Georgia O'Keeffe at Tate Modern

I have just come back from the the brilliant Georgia O’Keeffe retrospective at the Tate Modern.  It’s a really extensive show, spanning O’Keefe’s long, groundbreaking career from start to finish, and it is fascinating to see how her work progresses over time.

My favourite period is the New York cityscapes from the 1920s, with pieces such as ‘New York Street with Moon’ (1925) and ‘Ritz Tower Night’ (1928).  Her vibrant colouring and dynamic compositions, featuring semi-abstracted, sharp-edged forms, convey a wonderful moody atmosphere and really capture the essence of the city.

I also really loved her flower paintings, for example ‘Oriental Poppies’ (1927) and ‘Dark Iris No 1’ (1927).  Again, her colouring  is exceptional, and her striking, sharp-edged, semi-abstracted forms and tightly-cropped, close-up composition, really capture the sensual beauty of organic natural forms.

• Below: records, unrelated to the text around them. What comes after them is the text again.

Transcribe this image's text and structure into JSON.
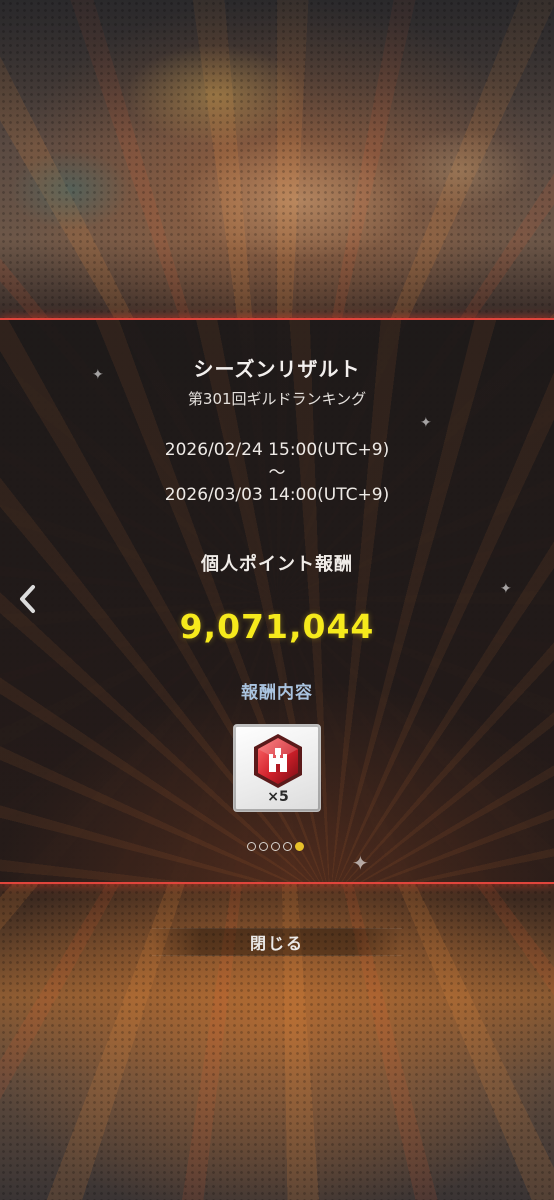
{
  "dialog": {
    "title": "シーズンリザルト",
    "subtitle": "第301回ギルドランキング",
    "period_start": "2026/02/24 15:00(UTC+9)",
    "period_separator": "〜",
    "period_end": "2026/03/03 14:00(UTC+9)",
    "section_label": "個人ポイント報酬",
    "points": "9,071,044",
    "reward_label": "報酬内容",
    "reward_item": {
      "icon": "guild-castle-gem-icon",
      "quantity": "×5"
    },
    "pager": {
      "total": 5,
      "active_index": 4
    }
  },
  "navigation": {
    "previous_icon": "chevron-left-icon"
  },
  "close_button": {
    "label": "閉じる"
  },
  "colors": {
    "accent_red": "#e0453c",
    "points_yellow": "#f6ea1c",
    "reward_label_blue": "#a9c3df",
    "pager_active": "#e7c12a"
  }
}
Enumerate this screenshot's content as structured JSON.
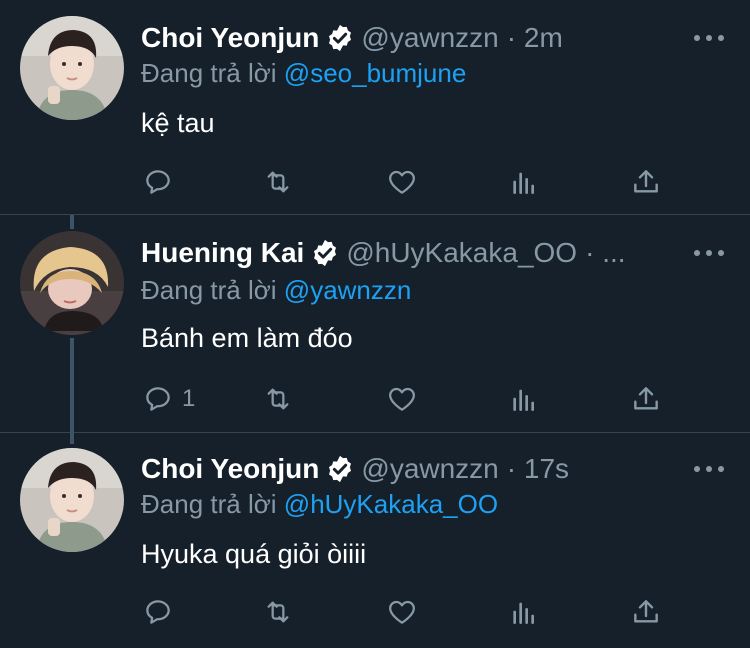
{
  "colors": {
    "background": "#15202b",
    "secondary_text": "#8899a6",
    "mention": "#1da1f2",
    "separator": "#38444d",
    "thread_line": "#3d5466"
  },
  "tweets": [
    {
      "name": "Choi Yeonjun",
      "handle": "@yawnzzn",
      "time": "· 2m",
      "reply_prefix": "Đang trả lời",
      "reply_to": "@seo_bumjune",
      "text": "kệ tau",
      "reply_count": "",
      "avatar_icon": "profile-photo"
    },
    {
      "name": "Huening Kai",
      "handle": "@hUyKakaka_OO",
      "time": "· ...",
      "reply_prefix": "Đang trả lời",
      "reply_to": "@yawnzzn",
      "text": "Bánh em làm đóo",
      "reply_count": "1",
      "avatar_icon": "profile-photo"
    },
    {
      "name": "Choi Yeonjun",
      "handle": "@yawnzzn",
      "time": "· 17s",
      "reply_prefix": "Đang trả lời",
      "reply_to": "@hUyKakaka_OO",
      "text": "Hyuka quá giỏi òiiii",
      "reply_count": "",
      "avatar_icon": "profile-photo"
    }
  ],
  "action_icons": [
    "reply-icon",
    "retweet-icon",
    "like-icon",
    "analytics-icon",
    "share-icon"
  ]
}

I didn’t like everything, I must admit.  I found her mountain landscapes, for example ‘Red and Yellow Cliffs (1940) a bit dull.  And whilst some of her skull paintings are brilliant –  I loved the series of eye-holes in close-up where the yellow greys of the bone contrast against intense blue of the sky, for example in ‘Pelvis IV’ (1944).  However some of them, such as ‘From the Faraway Nearby’ (1937), did look a bit like 80s fantasy art.

Nevertheless, I found the exhibition really inspiring, and came out a big fan.